Among the objects seized from the Met and returned to Italy was a terracotta vase used for chilling and mixing wine and water, attributed to the famed Troilos Painter. One side depicts Dionysos, the Greek god of wine, and the hero Herakles on Mount Olympus; the reverse shows members of the Olympian pantheon, including Zeus, Athena, and Nike. According to New York investigators, the vase was smuggled out of Italy by Fritz Burki and consigned for sale at Christie’s London before entering the museum’s collection. Also seized from the Met was a marble fish plate from Magna Graecia, dating to around 400 B.C.E., which entered the museum through dealer Robert Hecht in 1984.
Nine antiquities collectively valued at nearly $300,000 were returned to Iraq. Among them were two of the earliest known sculptural depictions of the human figure in the round: the Sumerian Gypsum Male Worshipper and the Sumerian Gypsum Female Worshipper, both dating to Iraq’s Early Dynastic II period, circa 2750–2600 BCE.
“The return of these invaluable Iraqi antiquities reflects the strength of the partnership between the Republic of Iraq and the Manhattan District Attorney’s Office in protecting our shared cultural heritage,” said Dr. Duraid Abbas, deputy chief of mission of Iraq to the United States, at the handover ceremony in Manhattan.
Returning to Indonesia are two “carefully preserved and venerated” human skulls from the Dayak, a collective term for the more than 200 Indigenous groups native to Borneo.

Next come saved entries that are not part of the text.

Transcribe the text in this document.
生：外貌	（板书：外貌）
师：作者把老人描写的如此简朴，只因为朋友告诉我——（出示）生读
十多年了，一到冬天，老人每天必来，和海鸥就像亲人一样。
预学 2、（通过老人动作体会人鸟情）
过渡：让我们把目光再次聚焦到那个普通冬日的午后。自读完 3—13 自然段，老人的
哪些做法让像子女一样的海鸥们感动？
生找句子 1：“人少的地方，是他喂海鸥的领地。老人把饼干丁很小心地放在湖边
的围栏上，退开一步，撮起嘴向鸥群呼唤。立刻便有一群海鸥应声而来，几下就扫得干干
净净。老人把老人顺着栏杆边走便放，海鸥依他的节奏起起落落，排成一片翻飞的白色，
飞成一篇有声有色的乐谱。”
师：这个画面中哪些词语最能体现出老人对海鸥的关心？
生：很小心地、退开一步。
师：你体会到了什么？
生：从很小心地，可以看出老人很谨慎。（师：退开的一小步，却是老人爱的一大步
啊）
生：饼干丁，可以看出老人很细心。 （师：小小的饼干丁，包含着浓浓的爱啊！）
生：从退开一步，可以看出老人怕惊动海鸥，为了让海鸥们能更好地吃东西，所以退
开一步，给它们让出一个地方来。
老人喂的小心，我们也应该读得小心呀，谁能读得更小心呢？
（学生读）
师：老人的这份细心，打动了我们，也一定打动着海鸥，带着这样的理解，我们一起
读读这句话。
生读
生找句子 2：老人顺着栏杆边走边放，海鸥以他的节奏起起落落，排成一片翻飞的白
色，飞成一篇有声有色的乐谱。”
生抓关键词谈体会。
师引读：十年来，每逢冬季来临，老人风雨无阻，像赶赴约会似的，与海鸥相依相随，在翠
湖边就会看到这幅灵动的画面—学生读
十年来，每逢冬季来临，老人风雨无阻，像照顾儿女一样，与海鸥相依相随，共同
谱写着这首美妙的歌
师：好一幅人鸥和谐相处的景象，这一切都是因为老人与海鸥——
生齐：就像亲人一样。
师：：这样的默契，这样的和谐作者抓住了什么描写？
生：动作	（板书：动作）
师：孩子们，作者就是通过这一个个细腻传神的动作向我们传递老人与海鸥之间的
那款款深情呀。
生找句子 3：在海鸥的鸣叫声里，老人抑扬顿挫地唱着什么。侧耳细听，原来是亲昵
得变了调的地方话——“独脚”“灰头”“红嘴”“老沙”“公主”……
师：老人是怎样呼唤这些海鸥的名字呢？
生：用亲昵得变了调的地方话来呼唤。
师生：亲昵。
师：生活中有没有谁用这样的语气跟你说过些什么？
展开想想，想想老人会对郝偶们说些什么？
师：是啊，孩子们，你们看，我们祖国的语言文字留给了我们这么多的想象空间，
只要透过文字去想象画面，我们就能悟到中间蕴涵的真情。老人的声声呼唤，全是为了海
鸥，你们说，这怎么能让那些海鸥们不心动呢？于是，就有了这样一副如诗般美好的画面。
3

As ethical standards evolve and repatriation laws tighten, ethnographic museums worldwide are increasingly removing human remains from public display. Once treated as collectible objects with a monetary value, these remains are increasingly understood as tangible links to revered ancestors and, in many cases, as integral to ancestral and ceremonial traditions that continue to be practiced today. In recent years, major museums, including the American Museum of Natural History, the Penn Museum, and the Met, have removed human remains from exhibition or returned them to descendant communities.
The Manhattan District Attorney’s Office, particular its Antiquities Trafficking Unit, led by Matthew Bogdanos, a former classics scholar, US Marine colonel, and current assistant district attorney in New York, has been at the forefront of increased efforts for restitution and repatriation. Earlier this year, the Vilcek Foundation awarded Bogdanos its prize for excellence in art history, which carried a $100,000 purse. Bogdanos declined the cash, which is instead being donated to nonprofits of his choosing.
Winanto Adi, consul general of the Republic of Indonesia in New York, said in a statement that it was “particularly meaningful that this handover of Indonesian cultural objects takes place during the year in which the United States commemorates the 250th anniversary of its independence.”
Adi added: “As Americans celebrate their nation’s remarkable history and enduring ideals, today’s ceremony also reminds us that every nation treasures the objects that tell the story of its civilization.”